Os professores consideram as negociações salariais deste ano insatisfatórias e preveem impossibilidade de reajuste para 2012. Para os representantes da categoria, o Governo acaba empurrando os profissionais para a greve ao se recusar a repor minimamente os índices de inflação do período. Caso as negociações não avancem, vamos definir a data e deflagrar o movimento, explicou o presidente da Associação dos Professores de Ensino Superior de Juiz de Fora (Apes-JF), professor Rubens Luiz Rodrigues. Segundo ele, o Governo sinalizou, no último dia 9, com incorporação de gratificação e a realização de um estudo para recompor eventuais perdas com a criação da classe de professor associado. Isso ainda vai ser analisado, mas, para a grande maioria dos professores, não representa nada.

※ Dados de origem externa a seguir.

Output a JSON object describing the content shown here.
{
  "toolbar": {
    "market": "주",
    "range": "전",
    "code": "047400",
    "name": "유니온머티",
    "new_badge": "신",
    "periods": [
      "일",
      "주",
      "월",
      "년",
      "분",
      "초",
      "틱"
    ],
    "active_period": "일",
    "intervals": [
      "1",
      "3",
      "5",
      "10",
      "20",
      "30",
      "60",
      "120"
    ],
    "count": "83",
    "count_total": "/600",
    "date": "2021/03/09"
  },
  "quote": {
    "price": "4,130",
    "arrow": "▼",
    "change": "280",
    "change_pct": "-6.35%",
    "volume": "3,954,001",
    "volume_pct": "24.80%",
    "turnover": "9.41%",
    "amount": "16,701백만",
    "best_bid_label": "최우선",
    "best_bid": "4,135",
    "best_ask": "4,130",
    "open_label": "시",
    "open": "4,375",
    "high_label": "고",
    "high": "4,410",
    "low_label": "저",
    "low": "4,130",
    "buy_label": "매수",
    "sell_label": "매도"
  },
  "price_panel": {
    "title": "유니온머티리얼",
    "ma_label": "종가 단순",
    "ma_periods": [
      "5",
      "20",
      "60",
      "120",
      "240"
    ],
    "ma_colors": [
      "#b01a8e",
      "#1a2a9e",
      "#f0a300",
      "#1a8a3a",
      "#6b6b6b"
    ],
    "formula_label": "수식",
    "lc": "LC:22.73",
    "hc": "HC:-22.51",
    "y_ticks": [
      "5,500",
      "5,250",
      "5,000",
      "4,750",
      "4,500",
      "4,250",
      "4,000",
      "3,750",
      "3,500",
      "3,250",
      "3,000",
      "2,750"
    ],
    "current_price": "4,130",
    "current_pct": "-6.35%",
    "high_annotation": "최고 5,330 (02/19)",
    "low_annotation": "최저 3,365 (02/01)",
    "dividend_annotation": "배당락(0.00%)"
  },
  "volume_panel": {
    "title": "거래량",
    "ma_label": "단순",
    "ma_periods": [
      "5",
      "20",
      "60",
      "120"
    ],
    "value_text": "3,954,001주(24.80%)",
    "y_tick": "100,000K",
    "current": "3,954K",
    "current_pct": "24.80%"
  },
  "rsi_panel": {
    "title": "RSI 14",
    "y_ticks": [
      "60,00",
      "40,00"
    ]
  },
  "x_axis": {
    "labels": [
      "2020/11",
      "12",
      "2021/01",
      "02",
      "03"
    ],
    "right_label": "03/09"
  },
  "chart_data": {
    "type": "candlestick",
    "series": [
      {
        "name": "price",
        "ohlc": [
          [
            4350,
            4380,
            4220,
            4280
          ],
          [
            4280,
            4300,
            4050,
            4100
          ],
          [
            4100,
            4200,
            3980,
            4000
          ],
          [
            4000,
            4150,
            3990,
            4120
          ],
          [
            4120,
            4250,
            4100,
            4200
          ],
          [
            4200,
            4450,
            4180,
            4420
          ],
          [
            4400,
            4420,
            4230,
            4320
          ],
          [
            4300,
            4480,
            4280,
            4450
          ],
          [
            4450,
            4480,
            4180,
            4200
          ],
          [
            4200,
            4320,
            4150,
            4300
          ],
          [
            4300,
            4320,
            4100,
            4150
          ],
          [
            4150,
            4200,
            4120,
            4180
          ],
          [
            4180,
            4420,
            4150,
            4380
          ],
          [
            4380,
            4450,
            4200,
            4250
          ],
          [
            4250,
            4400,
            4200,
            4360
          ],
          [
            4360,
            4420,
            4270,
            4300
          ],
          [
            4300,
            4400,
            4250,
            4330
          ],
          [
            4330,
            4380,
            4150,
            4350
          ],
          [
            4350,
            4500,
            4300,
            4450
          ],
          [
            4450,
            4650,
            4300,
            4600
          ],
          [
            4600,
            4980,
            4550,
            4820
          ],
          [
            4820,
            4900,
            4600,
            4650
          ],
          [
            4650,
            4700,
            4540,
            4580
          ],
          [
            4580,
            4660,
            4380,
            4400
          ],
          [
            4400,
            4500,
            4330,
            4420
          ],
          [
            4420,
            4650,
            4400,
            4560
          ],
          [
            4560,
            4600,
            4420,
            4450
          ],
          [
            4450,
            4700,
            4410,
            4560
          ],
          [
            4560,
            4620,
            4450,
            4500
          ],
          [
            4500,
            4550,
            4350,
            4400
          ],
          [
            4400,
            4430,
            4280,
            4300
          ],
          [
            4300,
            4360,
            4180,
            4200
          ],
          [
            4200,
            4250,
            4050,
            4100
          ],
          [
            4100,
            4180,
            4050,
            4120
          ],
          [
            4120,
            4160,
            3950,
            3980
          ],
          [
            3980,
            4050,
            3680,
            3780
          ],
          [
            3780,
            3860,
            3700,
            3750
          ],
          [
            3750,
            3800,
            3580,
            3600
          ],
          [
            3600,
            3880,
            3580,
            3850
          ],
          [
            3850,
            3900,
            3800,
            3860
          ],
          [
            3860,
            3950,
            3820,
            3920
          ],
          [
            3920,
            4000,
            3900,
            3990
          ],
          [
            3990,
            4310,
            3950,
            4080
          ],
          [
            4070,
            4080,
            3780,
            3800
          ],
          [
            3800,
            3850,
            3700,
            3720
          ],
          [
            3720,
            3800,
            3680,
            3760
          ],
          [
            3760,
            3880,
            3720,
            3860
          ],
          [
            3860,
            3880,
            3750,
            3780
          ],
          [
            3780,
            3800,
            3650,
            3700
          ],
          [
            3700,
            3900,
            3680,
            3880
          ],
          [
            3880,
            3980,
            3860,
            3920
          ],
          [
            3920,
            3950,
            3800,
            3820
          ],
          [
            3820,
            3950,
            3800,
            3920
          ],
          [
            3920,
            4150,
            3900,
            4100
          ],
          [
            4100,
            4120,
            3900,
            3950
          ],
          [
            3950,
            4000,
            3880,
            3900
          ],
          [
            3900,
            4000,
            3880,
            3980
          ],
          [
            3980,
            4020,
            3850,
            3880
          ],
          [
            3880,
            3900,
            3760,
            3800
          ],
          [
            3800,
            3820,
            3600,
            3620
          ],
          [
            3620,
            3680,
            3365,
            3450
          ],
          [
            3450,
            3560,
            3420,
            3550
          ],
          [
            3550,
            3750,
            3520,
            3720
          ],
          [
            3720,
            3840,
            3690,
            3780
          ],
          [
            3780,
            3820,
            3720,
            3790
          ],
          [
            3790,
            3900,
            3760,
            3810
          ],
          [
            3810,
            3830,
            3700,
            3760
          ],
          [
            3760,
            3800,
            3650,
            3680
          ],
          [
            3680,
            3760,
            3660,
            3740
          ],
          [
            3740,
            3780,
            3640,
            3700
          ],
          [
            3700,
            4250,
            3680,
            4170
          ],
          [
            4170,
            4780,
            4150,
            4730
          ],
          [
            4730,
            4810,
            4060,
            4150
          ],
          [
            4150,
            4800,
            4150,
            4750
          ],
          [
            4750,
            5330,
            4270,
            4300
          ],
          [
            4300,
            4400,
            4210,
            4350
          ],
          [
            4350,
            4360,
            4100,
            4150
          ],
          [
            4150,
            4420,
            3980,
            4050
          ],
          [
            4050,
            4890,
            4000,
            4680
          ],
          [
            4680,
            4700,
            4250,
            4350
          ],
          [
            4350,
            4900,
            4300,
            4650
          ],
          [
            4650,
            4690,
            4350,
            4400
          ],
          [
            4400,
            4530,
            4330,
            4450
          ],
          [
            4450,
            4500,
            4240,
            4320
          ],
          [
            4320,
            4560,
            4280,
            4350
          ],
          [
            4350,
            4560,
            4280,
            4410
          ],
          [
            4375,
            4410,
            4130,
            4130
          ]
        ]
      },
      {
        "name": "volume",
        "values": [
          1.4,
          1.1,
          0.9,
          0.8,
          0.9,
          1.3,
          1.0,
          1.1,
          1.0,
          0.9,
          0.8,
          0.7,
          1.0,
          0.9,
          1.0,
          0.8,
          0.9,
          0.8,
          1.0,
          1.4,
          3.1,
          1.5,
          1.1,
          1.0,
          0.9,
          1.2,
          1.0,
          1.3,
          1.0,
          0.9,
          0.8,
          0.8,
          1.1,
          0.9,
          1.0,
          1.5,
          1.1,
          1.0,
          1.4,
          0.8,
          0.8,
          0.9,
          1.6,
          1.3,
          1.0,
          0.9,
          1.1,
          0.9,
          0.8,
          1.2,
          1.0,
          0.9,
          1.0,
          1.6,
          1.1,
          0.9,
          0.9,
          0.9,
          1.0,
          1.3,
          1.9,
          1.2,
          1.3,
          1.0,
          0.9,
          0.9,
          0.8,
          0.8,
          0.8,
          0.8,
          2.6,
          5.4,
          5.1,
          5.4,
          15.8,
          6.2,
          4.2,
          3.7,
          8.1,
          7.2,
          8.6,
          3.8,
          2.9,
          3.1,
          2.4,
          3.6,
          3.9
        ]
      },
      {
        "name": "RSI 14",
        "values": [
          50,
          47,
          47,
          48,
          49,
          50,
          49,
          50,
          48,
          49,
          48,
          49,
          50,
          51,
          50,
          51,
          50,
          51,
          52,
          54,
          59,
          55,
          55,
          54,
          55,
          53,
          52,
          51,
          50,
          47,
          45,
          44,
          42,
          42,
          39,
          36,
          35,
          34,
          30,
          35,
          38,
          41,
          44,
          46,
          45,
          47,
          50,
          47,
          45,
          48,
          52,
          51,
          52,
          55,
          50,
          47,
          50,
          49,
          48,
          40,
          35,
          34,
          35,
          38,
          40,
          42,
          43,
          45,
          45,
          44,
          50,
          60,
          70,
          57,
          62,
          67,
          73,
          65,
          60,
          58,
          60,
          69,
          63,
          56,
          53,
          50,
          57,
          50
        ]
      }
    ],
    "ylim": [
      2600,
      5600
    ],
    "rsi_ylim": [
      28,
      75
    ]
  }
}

No caso dos servidores, o movimento grevista continua. O presidente do Sintufejuf, Paulo Dimas, confirmou que, embora a entidade não tenha sido notificada em relação à decisão do STJ, a medida será acatada. O que não significa, segundo ele, que serviços de transporte no campus, a biblioteca e os restaurantes universitários (RUs), além do atendimento no Hospital Universitário (HU), sejam retomados plenamente. As formas de cumprir a decisão estão sendo avaliadas pela Federação dos Sindicatos dos Trabalhadores das Universidades Públicas Brasileiras (Fasubra). Vamos cumprir essa decisão. A nossa assessoria jurídica estuda como implementá-la, disse a coordenadora-geral da entidade, Léia de Souza Oliveira. O mais importante, segundo ela, é que a decisão do STJ não invalida a greve. Isso dá legalidade ao nosso movimento.